DiGennaro Communications
- Industry: Public relations
- Founded: 2006
- Founder: Samantha DiGennaro
- Headquarters: New York City
- Key people: Samantha DiGennaro (Founder, CEO); MaryLiz Ghanem (SVP); Kristen Morquecho (SVP); Tony Cofone (CFO);
- Revenue: $5 million (2013)
- Number of employees: 35 (2014)
- Website: www.digennaro-usa.com

= DiGennaro Communications =

Public relations and communications company based in New York city

DiGennaro Communications, also known as DGC, is an independent B2B and B2C public relations and communications company based in New York City. Founded in 2006 by Samantha DiGennaro, the agency works primarily with companies in the marketing, media, technology, and entertainment industries.

==History==
DiGennaro Communications, an independent B2B and B2C public relations and communications company, was founded in 2006 by chief executive officer Samantha DiGennaro. The company established headquarters in New York City. DiGennaro Communications works with clients including Facebook, Ringling Bros. and Barnum & Bailey Circus, McDonald's, Ogilvy & Mather, Live Nation Entertainment, and BMW to get their stories covered in outlets such as The New York Times and place their executives on the global speaker circuit.

In January 2012, DiGennaro Communications entered into a partnership with Eulogy, a London-based public relations firm, as part of an expansion of its international operations.
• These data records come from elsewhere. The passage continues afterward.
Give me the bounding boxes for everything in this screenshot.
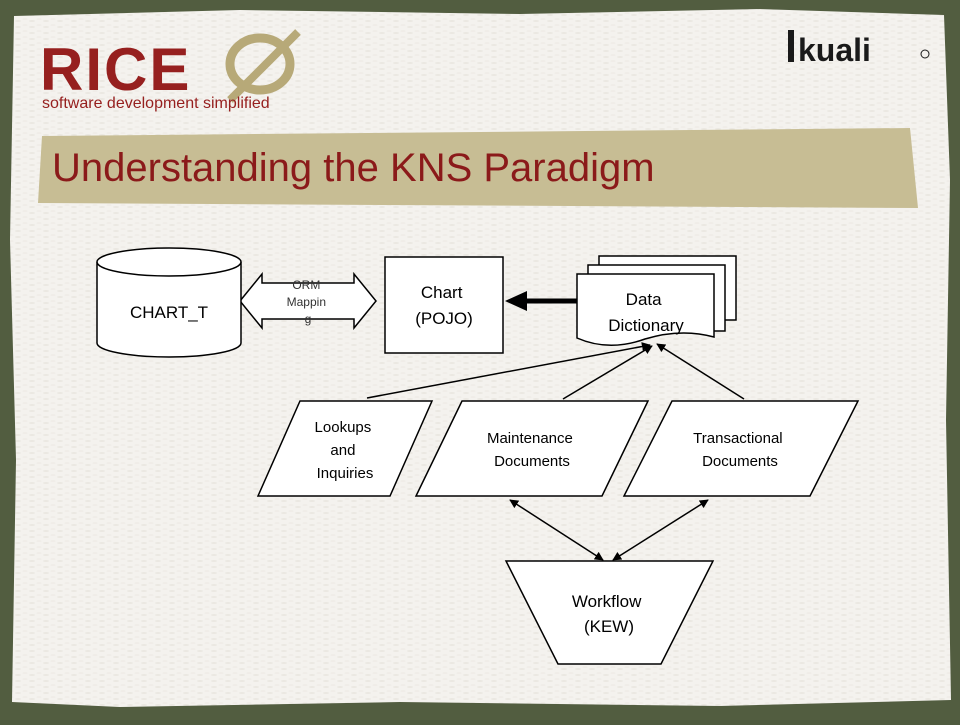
rice-logo-text: RICE [40, 36, 191, 103]
title-band [38, 128, 918, 208]
maintenance-to-dictionary-arrow [562, 345, 653, 400]
lookups-shape [256, 400, 434, 497]
workflow-label: Workflow (KEW) [572, 592, 646, 636]
transactional-workflow-arrow [612, 499, 709, 561]
workflow-shape [504, 560, 715, 665]
registered-mark-icon [920, 49, 930, 59]
chart-pojo-box [384, 256, 504, 354]
transactional-shape [622, 400, 860, 497]
database-label: CHART_T [130, 303, 208, 322]
kuali-logo-bar [788, 30, 794, 62]
transactional-label: Transactional Documents [693, 430, 787, 470]
kuali-logo-text: kuali [798, 32, 871, 68]
rice-logo: RICE software development simplified [40, 29, 301, 112]
maintenance-shape [414, 400, 650, 497]
slide-title: Understanding the KNS Paradigm [52, 146, 655, 190]
data-dictionary-documents [576, 255, 737, 346]
rice-tagline: software development simplified [42, 95, 270, 112]
pojo-label: Chart (POJO) [415, 283, 473, 328]
lookups-label: Lookups and Inquiries [315, 419, 376, 482]
rice-logo-mark [225, 29, 301, 103]
maintenance-workflow-arrow [509, 499, 604, 561]
dictionary-to-pojo-arrowhead [505, 291, 527, 311]
chart-t-database [96, 247, 242, 358]
orm-mapping-arrow [239, 271, 377, 331]
data-dictionary-label: Data Dictionary [608, 290, 684, 335]
maintenance-label: Maintenance Documents [487, 430, 577, 470]
paper-background [10, 9, 951, 707]
lookups-to-dictionary-arrow [366, 342, 651, 399]
kuali-logo: kuali [788, 30, 930, 68]
orm-label: ORM Mappin g [287, 278, 330, 326]
transactional-to-dictionary-arrow [656, 343, 745, 400]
In 2013, the company formed a strategic partnership with Sydney-based public relations firm Access PR.

In 2013, DiGennaro Communications reported an annual revenue of $5 million. During this period, the company was also included multiple times on Inc. Magazine's Inc. 5000 list of fastest growing private companies in the United States.

In 2020, DiGennaro Communications appointed Maxine Winer as President and Chief Operating Officer.

In 2026, DiGennaro Communications expanded its executive leadership team, appointing MaryLiz Ghanem and Kristen Morquecho as co-managing directors and Laura Petrecca as chief content officer.